Not long ago, these brands thought they’d arrived.
They were kings of the hill.
- MySpace totally dominated social networking.
- Blockbuster video owned home video entertainment.
- Nokia was the world’s leading mobile phone brand.
- And Internet Explorer had 94% of the web browser market.
Here’s what this means to you and your business, as you navigate the coming year.
Business success is a journey
Small and medium-sized businesses are at even greater risk of this threat.
It happens when a business grows to the point where the owner gets comfortable, stops steering wisely and starts to coast. Decisions are made on autopilot.
The hunger for success, when replaced with contentment, causes a business to plateau. And a business that plateaus soon becomes irrelevant, as their marketplace continues to move forward. The business becomes a dot in the rear view mirror. Growth is sluggish and unpredictable. They work hard, yet spin their wheels.

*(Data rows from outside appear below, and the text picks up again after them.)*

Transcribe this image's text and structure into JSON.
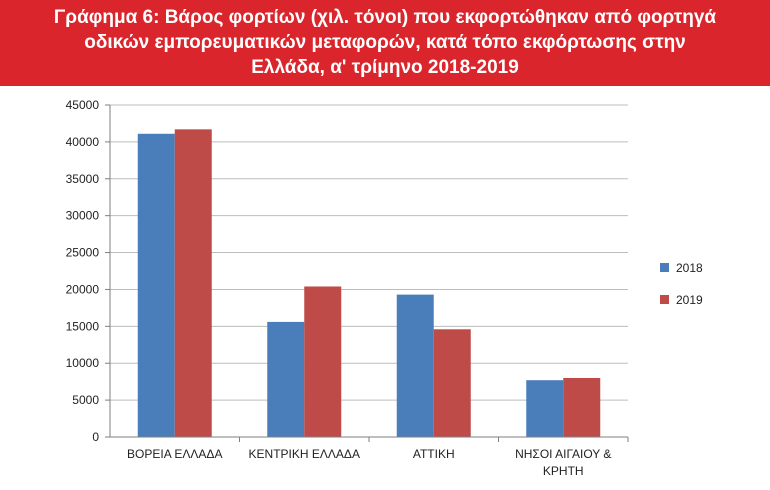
{
  "title_lines": [
    "Γράφημα 6: Βάρος φορτίων (χιλ. τόνοι) που εκφορτώθηκαν από φορτηγά",
    "οδικών εμπορευματικών μεταφορών, κατά τόπο εκφόρτωσης στην",
    "Ελλάδα, α' τρίμηνο 2018-2019"
  ],
  "chart_data": {
    "type": "bar",
    "title": "Γράφημα 6: Βάρος φορτίων (χιλ. τόνοι) που εκφορτώθηκαν από φορτηγά οδικών εμπορευματικών μεταφορών, κατά τόπο εκφόρτωσης στην Ελλάδα, α' τρίμηνο 2018-2019",
    "categories": [
      "ΒΟΡΕΙΑ ΕΛΛΑΔΑ",
      "ΚΕΝΤΡΙΚΗ ΕΛΛΑΔΑ",
      "ΑΤΤΙΚΗ",
      "ΝΗΣΟΙ ΑΙΓΑΙΟΥ & ΚΡΗΤΗ"
    ],
    "category_lines": [
      [
        "ΒΟΡΕΙΑ ΕΛΛΑΔΑ"
      ],
      [
        "ΚΕΝΤΡΙΚΗ ΕΛΛΑΔΑ"
      ],
      [
        "ΑΤΤΙΚΗ"
      ],
      [
        "ΝΗΣΟΙ ΑΙΓΑΙΟΥ &",
        "ΚΡΗΤΗ"
      ]
    ],
    "series": [
      {
        "name": "2018",
        "color": "#4a7ebb",
        "values": [
          41100,
          15600,
          19300,
          7700
        ]
      },
      {
        "name": "2019",
        "color": "#be4b48",
        "values": [
          41700,
          20400,
          14600,
          8000
        ]
      }
    ],
    "ylim": [
      0,
      45000
    ],
    "yticks": [
      0,
      5000,
      10000,
      15000,
      20000,
      25000,
      30000,
      35000,
      40000,
      45000
    ],
    "grid": true,
    "legend_position": "right"
  }
}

Here’s how to avoid this happening to you.
The art of steering your business successfully
The art of steering a business successfully, begins with accepting that you’re on a journey. And that your task is to navigate your business through the opportunities and threats ahead.

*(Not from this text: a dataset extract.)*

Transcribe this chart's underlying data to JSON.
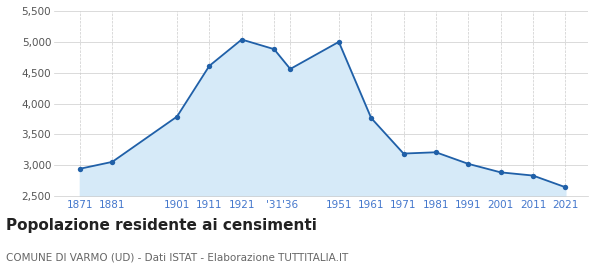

Remember: Even if you want your revenues and profits to remain the same, you still have to develop your business to account for lost clients / customers or new competitors eating into your market share, etc.
Here are a couple of suggestions.
Learn to identify the danger signs. This might include: Too many months or quarters of weak growth. Too long a gap since you last introduced a new product or service to your portfolio. Too few referrals. Too little awareness of new competitors or new trends.

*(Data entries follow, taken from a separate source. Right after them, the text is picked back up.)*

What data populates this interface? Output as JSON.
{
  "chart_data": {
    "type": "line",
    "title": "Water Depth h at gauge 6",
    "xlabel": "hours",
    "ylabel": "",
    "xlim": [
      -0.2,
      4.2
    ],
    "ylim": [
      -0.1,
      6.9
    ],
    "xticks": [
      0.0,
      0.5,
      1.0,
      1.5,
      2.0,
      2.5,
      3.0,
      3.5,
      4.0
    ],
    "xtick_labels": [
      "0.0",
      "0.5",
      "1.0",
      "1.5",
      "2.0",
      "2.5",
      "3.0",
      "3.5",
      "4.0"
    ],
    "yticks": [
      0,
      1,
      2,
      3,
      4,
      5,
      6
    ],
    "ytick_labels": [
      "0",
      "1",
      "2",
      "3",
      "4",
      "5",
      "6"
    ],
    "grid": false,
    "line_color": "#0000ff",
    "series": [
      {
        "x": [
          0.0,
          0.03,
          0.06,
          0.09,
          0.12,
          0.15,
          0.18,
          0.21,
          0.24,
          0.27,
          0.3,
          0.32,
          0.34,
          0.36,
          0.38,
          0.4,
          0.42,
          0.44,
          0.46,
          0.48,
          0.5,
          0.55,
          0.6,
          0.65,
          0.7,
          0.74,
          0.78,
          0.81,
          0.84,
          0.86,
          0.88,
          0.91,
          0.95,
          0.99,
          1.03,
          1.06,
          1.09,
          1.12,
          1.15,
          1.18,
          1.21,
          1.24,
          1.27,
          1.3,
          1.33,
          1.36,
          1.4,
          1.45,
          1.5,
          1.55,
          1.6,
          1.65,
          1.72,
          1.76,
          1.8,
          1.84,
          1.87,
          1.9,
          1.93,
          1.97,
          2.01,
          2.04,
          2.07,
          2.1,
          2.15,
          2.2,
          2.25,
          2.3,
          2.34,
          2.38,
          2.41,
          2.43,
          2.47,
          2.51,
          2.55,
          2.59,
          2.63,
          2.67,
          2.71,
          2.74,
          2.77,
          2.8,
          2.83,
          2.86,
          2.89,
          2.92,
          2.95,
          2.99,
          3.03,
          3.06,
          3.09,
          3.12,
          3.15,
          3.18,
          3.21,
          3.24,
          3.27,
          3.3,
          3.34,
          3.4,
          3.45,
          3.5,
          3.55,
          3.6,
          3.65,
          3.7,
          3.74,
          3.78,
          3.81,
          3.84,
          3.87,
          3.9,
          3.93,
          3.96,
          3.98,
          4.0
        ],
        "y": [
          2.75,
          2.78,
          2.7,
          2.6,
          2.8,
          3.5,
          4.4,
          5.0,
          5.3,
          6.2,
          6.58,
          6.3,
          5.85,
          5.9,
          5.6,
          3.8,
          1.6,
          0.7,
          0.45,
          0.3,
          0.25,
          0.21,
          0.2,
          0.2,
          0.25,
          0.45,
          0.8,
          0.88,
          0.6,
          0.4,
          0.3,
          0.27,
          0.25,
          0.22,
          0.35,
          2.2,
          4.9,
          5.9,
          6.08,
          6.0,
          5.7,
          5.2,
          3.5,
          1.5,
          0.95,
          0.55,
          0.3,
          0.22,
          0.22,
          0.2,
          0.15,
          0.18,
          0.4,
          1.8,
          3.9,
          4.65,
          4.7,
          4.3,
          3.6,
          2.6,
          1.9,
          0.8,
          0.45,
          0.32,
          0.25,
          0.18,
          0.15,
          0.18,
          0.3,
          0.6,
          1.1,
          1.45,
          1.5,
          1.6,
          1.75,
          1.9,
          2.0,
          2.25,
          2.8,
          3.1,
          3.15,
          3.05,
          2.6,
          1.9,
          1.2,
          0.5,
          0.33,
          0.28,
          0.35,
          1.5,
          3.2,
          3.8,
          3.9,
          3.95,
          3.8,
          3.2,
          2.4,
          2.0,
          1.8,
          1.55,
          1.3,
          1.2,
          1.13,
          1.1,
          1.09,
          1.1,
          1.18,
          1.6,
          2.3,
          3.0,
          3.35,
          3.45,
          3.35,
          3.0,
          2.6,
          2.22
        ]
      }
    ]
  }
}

Learn to spot genuine opportunities. This might include: Identifying gaps in your market. Finding ways to increase the value of your service. The introduction of new products for your existing clients. Seeking out new markets for your existing products. Improving your overall marketing strategy.
My first business mentor used to say that the reason so many businesses fail, is that failure is incredibly subtle. It’s seldom the result of one cataclysmic event or decision, but lots of small, daily errors repeated.
The way to avoid this is to grab the wheel of your business and embrace the art of steering. Fire your autopilot and take control.